Com esta decisão, "o banco alterou as condições do produto. Os clientes compraram uma coisa e agora têm uma muito diferente, e o banco não pode inventar riscos a metade do caminho. Todos os riscos têm que estar previstos previamente. Além disso, está previsto que estes títulos, quando competirem no novo mercado, continuam a ter problemas de liquidez. Por estes e outros motivos, Triodos quebrou o compromisso que adquiriu com os seus clientes", expõe o advogado Serrano. "Como vão solucionar este problema? A única solução, tristemente, é através de um intermediador legal porque os clientes perderam parte das suas poupanças", diz Maestre.
O afetados vs Triodos Bank
Sobre a comercialização dos polémicos CDA, Triodos Bank expõe a este meio que, antes da suspensão da compra em março de 2020 e posteriormente em janeiro de 2021, "o Triodos Bank realizava uma avaliação dos e das clientes em função do seu conhecimento do produto mediante um Teste de Conveniência, bem como de um estudo da adequação ao ou à cliente das características do produto mediante o Teste de Mercado Objectivo Triodos".
No entanto, a versão dos afetados dista bastante da que conta a entidade bancária. "A mim não me fizeram o teste. Consta como feito, porque pedi todos os papéis para fazer a ação judicial e o vi, mas a mim não mo fizeram. Eu sou uma ignorante em temas financeiros e o único que pedi antes de assinar foi que pudesse retirar o dinheiro quando o precisasse. E disseram-me: sim, sim, não há nenhum problema", relata S. B. "No meu caso, não realizei nenhum teste de conveniência", concorda Soria. "Se os afetados podem demonstrar que assinaram a aquisição deste produto sem ser informados do risco que tinha, a justiça dar-lhes-á a razão", aponta o perito em consumo e economia, Emili Vizuete.
Um banco ético?
"Criei a conta para sair do turbilhão do que os bancos roubam. Pensava que o Triodos Bank era um banco ético…", aponta Soria. "Eu le ovantei meu dinheiro do Bankia , pelo que ocorreu, sabes? E puu-lo no Triodos porque, supostamente, era ético. O que mais me irritou é que a pessoa que me atendeu no Triodos em estado a dar-me a volta e a dizer-me que o dinheiro estava a render, que era melhor não o tirar", lamenta S. B.

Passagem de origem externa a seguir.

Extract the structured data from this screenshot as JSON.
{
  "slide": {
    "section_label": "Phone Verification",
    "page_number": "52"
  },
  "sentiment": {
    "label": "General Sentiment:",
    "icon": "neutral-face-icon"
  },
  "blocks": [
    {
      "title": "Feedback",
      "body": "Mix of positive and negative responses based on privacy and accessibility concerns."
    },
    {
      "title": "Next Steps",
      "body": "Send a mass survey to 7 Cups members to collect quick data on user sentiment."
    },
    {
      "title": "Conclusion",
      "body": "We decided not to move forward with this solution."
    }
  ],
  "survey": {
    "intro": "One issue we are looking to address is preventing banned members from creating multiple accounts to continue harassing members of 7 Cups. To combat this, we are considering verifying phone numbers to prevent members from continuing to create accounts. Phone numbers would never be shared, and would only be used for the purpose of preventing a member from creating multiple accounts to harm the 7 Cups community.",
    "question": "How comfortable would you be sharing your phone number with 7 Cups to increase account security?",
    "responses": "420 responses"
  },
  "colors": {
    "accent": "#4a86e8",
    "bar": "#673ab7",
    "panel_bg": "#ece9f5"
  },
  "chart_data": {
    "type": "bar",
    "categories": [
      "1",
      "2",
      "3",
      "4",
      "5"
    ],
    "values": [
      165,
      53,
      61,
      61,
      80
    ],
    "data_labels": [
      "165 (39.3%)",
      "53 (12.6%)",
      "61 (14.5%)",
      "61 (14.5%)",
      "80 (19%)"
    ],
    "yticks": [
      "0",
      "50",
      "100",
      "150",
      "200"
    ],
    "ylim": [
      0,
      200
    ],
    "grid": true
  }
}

"Suponho que nalgum ponto do contrato expunham que podiam atuar assim numa situação determinada. O problema é que as pessoas não lêm os contratos que assinam. Mas, no final, o importante é que o funcionamento deste produto era igual ao das preferenciais, e com as preferenciais a justiça falhou a favor dos afetados, que recuperaram o seu investimento inicial", sentencia Maestre, que considera que o conceito de banca e ética "quase nunca têm ido a mão a mão".